Nature Day For this weekend wind-down, make it a day to get outdoors – and stay there. Find every single reason you can to be outdoors. We’re hermetically sealed in our buildings most of the time, but nature is just begging us to come out and play.

  • If the weather is warm, find an outdoor café for lunch.
  • If it’s cold, bundle up and take a walk in the woods.
  • If it’s sunny, love feeling the warmth on your face.
  • If it’s raining or snowing, go jump in a puddle or make snow angels!
  • Find your local hiking or biking trail and get a little exercise.
  • Visit a zoo, or a botanical or butterfly garden.
  • PLANT a garden — flowers or vegetables or simply a plot of catnip for your neighborhood furry folk.
  • Go to a pick-it-yourself farm and experience the magic of biting into an apple or a peach or a strawberry that went to you directly from the vine or the branch by your own hand.
  • Build a bonfire and watch the sparks dance and the flames roar in the twilight.
  • If there’s a local farm, drive by and watch the goats and cows. (Maybe even moo to the cows – you know we all do it.)
  • Build a bird feeding station.
  • Take a picnic and just be in nature.

You’ll find that once you spend a weekend with Nature it becomes something you crave. And more time in nature will help keep you balanced, and aware of your part in the Circle of Life.

Home Town Tourist Day   I guarantee you, the vast majority of people who live in big cities NEVER do the touristy things. Whether it’s New York City of New Orleans, San Francisco or San Antonio, Philadelphia or Portland — your city is known for certain things all over the world (the Statue of Liberty, Bourbon Street, Washington Park, the Golden Gate Bridge). And most of the locals PRIDE themselves on never going there. Is it pride in being a native? Touristy things aren’t cool? No matter the reason, it probably isn’t one that holds up under scrutiny. So be a tourist for the day.

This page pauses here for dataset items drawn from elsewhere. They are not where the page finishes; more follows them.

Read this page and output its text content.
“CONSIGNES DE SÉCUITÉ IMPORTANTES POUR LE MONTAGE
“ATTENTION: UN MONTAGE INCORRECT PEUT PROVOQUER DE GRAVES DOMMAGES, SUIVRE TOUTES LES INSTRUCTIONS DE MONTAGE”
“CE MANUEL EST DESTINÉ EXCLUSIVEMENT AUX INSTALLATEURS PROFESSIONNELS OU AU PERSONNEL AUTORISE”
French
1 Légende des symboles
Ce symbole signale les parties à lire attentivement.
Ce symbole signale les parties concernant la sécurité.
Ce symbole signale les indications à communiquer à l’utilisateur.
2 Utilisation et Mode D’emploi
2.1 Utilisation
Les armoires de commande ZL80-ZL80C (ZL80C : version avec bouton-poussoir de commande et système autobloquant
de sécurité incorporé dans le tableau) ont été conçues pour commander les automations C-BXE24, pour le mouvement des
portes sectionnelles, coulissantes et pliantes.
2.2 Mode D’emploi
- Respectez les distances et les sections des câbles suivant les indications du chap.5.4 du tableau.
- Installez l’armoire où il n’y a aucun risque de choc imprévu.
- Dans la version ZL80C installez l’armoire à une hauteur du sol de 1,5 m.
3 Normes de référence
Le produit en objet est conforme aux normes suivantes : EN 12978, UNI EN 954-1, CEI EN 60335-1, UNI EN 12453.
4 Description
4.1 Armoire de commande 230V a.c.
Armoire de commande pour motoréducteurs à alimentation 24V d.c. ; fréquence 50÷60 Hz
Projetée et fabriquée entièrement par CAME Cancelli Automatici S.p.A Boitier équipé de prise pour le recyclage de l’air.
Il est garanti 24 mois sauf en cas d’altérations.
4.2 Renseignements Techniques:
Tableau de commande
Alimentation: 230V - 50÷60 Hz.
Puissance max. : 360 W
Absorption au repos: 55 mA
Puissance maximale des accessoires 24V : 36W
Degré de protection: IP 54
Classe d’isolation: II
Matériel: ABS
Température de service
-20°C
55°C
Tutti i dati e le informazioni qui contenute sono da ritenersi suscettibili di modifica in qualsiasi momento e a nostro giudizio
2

Go to all the top tourist spots in your locale and really take them in like you ARE a tourist. Do the bus tours, take the maps, and let yourself explore these oh-so-familiar icons with brand new eyes. If you have a friend from out of town who has never done these things, bring them along! You will probably find yourself amazed at everything you DON’T know about these institutions, and just might discover something really cool along the way that grabs your attention for more than just this weekend wind-down.

And yes, by all means – take the touristy pictures.

Weekend Wonder Jar Day The past few weeks we’ve given you ideas for fun Weekend Wind-downs that will relax and expand you. But we’re not you! So this weekend spend some time thinking about what you would like to do if you had a weekend free – or even just a weekend day. Examples might be “go to the local science museum,” “spend the day researching quilting patterns,” “make a special dinner for two/family dinner,” “plan a party,” “build a house for the outdoor cats,” “take a class,” “go for a glider ride” – the personal possibilities are endless! Write each one on a separate slip of paper, fold it up and pop it in one of you favorite jars. (I happen to think that Mason jars were MADE for this.) Then, when you have a weekend that is unplanned, but you want to do SOMETHING, reach into your jar and see what the Universe has in mind for you!